ARCHIVED COMMENTARY
Betting With
The Lunatics
For edition of March 31, 2005
We covered our short position in the E-mini S&P yesterday, just before stocks broke out on the close. Now, the goal is to be flat or long until such time as the futures serve up another fat pitch. The last one came on March 7, when we shorted the June futures within a single tick of a multiyear high. Our downside objective was 1159.25, but yesterday’s rally negated that objective. Even so, by covering the position at 1183.50, anyone who held it would have racked up a gain of 64 points, or $3,200 per contract. Not bad, considering we risked a mere 1.00-point stop-loss at the outset.
It’s impossible for me to tell at this point how far the rally will go, but it was the first in a while to have made steady headway from the opening bell till the close. Moreover, in the final minutes, the June contract pushed above the highs of the last three sessions, daring shorts not to cover. We did, though, even if we remain convinced that the rally is a phony. Clearly, the market has been unable to rally at all when it is not being pushed by nervous shorts. But just because there are no bullish buyers doesn’t necessarily mean the S&Ps can't go higher. And they probably will, assuming Da Boyz can feather back on the selling this morning, allowing the futures to waft, like a hot air balloon, above last Tuesday’s 1193.75 peak.
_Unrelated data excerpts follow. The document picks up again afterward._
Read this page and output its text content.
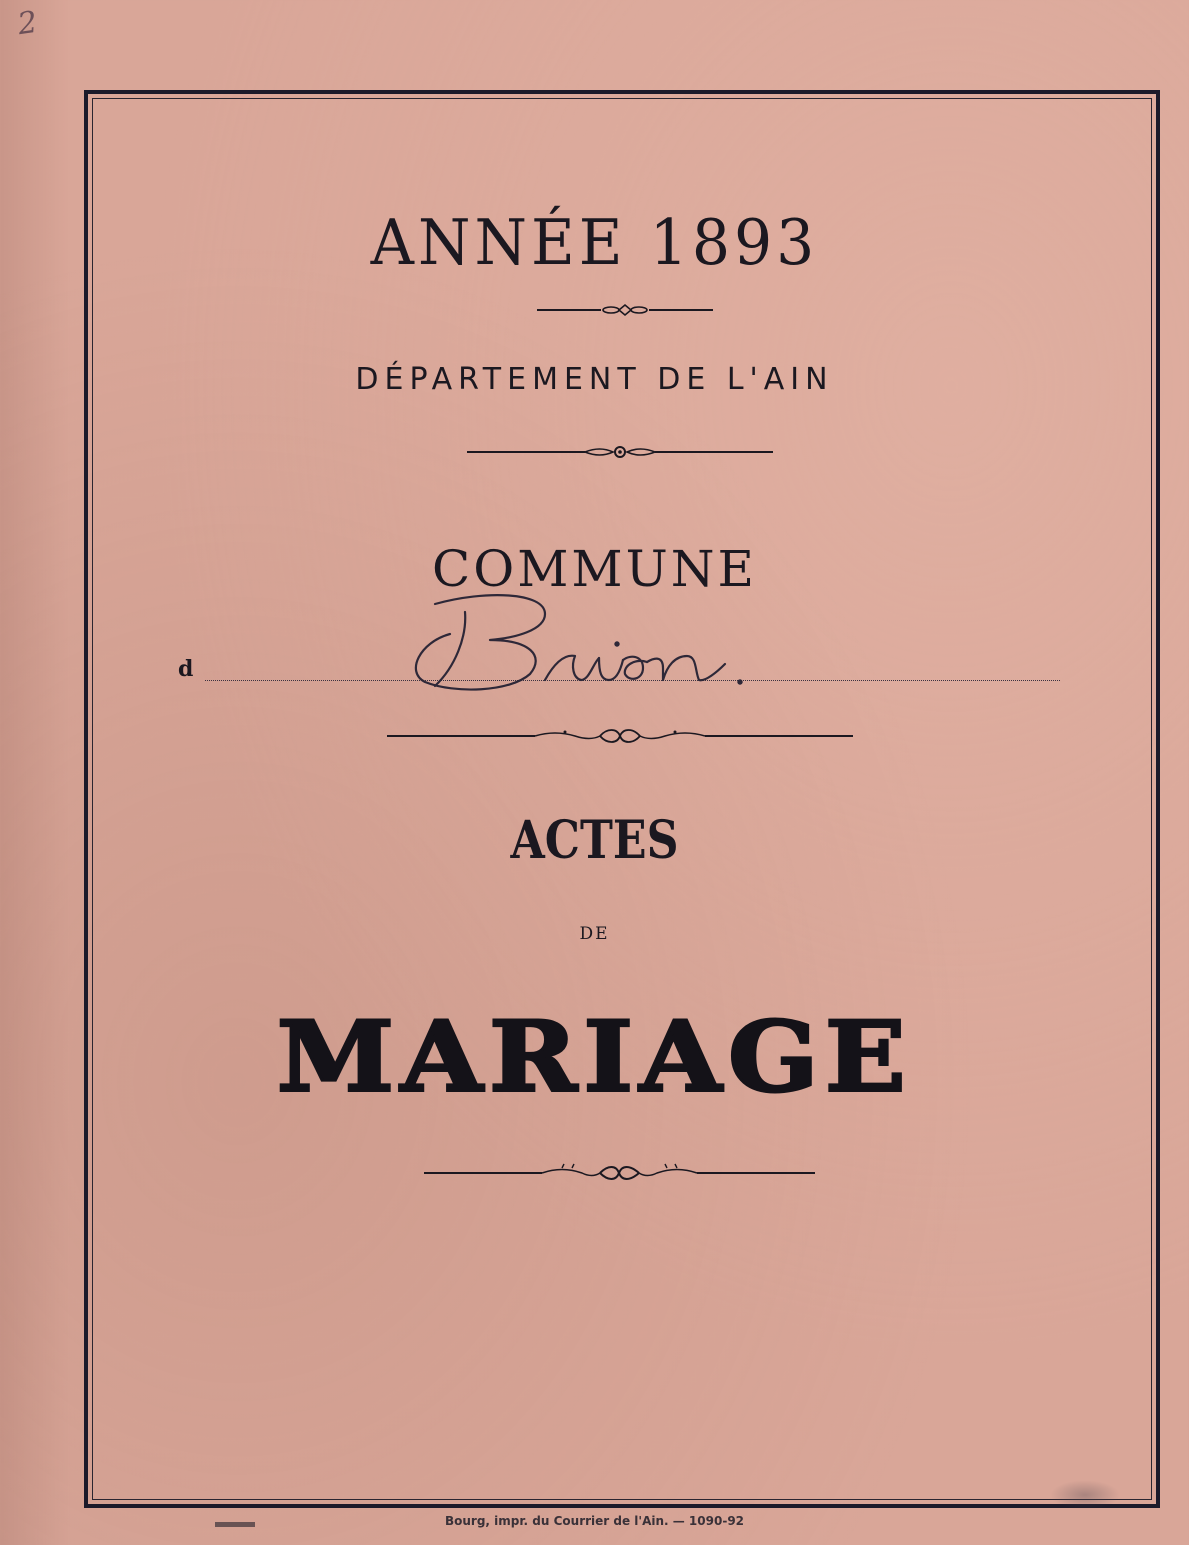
2
ANNÉE 1893
DÉPARTEMENT DE L'AIN
COMMUNE
d
ACTES
DE
MARIAGE
Bourg, impr. du Courrier de l'Ain. — 1090-92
That would make me nervous if we were short. We aren’t, though, except for some June 34 QQQ puts that we bought well and which are still trading 50 percent above their purchase price.
(Click on image to enlarge)

Go, Citi!
Meanwhile, if the lunatic fringe takes over during the next few days, we’ll party with them by way of some Citi calls we bought the other day, when the stock looked so …lugubrious. Assuming Citi’s world-class handlers can manipulate the stock effortlessly higher, just like in the good old days, they’ll have widows, orphans and pensioners begging for shares at $48 or higher, three bucks above yesterday’s close. That kind of action would allow us to turn our long May 45 calls into a no-risk calendar spread – one for which we will have received more in premium for short April 45 calls than we paid for the May 45s we own. Sweet.